Need a leak? Stay onboard!
A surprisingly common cause of boaties unexpectedly ending up in the water is men falling off boats when trying to pee.
Not surprisingly, they have almost always been drinking alcohol.
If you do end up in the water alcohol makes your body lose heat faster and hypothermia more likely.
It reduces your ability to hold your breath, and suppress your airway protection reflexes making it easier for you to inhale water.
No matter the activity, alcohol affects balance, vision, coordination and judgement.
In boating,factors like wind, sun, noise, motion and vibration can magnify the effects of alcohol – you make mistakes faster but, incorrectly, think you are fully in control.

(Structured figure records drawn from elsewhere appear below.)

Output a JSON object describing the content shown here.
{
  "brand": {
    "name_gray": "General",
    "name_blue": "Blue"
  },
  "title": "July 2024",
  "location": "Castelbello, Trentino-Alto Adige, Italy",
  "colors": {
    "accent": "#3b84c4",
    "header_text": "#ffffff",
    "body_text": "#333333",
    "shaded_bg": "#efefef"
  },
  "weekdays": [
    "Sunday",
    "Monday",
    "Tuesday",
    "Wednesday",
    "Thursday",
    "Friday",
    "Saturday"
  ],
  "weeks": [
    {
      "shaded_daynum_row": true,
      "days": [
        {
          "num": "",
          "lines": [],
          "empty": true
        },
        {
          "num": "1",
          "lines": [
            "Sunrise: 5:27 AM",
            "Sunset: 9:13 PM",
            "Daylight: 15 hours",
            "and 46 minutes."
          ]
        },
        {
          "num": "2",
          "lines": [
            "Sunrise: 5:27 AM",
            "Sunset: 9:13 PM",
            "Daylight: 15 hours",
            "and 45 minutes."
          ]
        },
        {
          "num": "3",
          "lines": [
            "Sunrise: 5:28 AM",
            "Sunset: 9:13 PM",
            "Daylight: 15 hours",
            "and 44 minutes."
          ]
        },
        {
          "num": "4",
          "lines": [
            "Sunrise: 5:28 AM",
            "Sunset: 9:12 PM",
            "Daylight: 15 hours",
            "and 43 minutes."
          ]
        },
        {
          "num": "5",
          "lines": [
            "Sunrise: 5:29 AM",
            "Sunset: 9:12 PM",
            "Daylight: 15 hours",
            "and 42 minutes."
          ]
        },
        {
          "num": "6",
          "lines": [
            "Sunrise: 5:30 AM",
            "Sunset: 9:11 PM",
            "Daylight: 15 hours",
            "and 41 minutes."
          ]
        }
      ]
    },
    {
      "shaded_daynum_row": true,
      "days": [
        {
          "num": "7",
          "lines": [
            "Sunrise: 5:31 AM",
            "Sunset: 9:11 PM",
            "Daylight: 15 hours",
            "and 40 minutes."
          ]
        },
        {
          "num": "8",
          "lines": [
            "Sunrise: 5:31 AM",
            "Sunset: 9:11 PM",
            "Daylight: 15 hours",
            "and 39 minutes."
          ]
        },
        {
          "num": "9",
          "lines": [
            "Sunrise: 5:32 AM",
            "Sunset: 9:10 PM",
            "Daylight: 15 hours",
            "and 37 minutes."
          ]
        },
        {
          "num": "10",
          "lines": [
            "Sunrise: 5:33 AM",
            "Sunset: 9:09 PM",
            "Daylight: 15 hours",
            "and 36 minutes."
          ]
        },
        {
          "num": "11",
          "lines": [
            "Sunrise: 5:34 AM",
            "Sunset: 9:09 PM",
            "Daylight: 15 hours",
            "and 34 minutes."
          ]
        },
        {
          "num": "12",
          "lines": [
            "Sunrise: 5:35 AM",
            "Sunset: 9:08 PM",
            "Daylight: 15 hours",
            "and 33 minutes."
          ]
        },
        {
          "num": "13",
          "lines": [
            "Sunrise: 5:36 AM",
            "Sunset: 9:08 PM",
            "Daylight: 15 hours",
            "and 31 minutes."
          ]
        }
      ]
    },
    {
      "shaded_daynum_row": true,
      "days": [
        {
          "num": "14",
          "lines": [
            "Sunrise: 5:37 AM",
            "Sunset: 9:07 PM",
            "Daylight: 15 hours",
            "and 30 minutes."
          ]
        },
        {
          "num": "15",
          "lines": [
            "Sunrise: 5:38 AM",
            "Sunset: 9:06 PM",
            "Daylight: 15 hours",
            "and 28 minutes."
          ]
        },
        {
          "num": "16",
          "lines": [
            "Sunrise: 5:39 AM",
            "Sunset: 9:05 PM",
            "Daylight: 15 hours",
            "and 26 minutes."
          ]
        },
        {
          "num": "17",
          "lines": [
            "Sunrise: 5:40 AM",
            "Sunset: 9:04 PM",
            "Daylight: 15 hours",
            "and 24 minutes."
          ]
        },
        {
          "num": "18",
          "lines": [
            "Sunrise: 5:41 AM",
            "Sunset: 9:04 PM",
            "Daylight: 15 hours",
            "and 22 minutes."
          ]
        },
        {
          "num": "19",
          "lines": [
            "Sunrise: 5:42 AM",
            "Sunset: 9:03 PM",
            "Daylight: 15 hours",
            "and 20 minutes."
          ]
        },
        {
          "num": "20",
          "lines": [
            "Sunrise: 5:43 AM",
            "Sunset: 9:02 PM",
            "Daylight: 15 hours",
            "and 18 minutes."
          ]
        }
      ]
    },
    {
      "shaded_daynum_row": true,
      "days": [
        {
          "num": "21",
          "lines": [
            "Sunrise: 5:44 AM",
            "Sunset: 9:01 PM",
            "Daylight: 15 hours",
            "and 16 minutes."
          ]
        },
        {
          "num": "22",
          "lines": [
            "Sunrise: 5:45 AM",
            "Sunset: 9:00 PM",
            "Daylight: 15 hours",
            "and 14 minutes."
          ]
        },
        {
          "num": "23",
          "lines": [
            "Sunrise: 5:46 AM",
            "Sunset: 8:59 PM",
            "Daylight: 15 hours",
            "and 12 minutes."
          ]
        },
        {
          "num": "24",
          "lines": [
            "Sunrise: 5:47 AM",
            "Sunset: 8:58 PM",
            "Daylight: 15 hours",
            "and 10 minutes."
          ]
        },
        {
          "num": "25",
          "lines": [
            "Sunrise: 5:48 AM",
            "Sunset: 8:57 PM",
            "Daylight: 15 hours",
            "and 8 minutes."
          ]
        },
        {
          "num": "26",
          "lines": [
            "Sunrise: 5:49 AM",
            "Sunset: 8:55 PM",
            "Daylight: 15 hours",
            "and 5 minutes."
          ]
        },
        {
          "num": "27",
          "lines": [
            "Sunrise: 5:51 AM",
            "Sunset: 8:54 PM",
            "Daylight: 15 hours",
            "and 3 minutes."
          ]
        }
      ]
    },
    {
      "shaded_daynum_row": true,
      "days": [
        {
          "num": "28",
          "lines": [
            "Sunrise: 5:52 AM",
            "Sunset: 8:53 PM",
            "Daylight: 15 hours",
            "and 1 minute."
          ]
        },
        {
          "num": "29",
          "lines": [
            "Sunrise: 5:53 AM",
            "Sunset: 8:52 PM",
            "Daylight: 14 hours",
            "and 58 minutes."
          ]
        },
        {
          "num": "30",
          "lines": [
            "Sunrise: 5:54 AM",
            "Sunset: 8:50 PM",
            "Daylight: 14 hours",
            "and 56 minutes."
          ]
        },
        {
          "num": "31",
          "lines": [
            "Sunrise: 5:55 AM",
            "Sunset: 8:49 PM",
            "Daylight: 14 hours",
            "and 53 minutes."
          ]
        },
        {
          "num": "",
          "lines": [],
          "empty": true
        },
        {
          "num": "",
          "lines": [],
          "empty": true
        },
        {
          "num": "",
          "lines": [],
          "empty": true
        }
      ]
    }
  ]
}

Safer boating and alcohol do not mix.
Things can change quickly on the water.
All on board need to stay alert and aware for your own safety and that of others.
A momentary lapse that might pass unnoticed on shore can have dangerous consequences out on the water.
‘‘Operating a boat is at least as complicated as driving a car, and a boating accident can be just as lethal as a road accident,’’ Maritime NZ Director, Keith Manch says.
‘‘Many people who would never drive drunk think it’s safe to operate their boat after drinking. ‘‘It isn’t.’’
As a skipper, you’re responsible for the safety and wellbeing of everyone on board your boat.
A responsible skipper will never operate under the influence of alcohol or allow an intoxicated person to operate their boat.
Incidents in New Zealand involving alcohol and boats include:
A passenger on a jet ski being killed when they fell off and were hit by a following jet ski
Two brothers fishing and drinking and then jumping into the water when their boat ran out of fuel – one drowned
A man drowning after falling off a dinghy when pulling in a fishing net – his blood alcohol level was twice the legal driving limit for cars.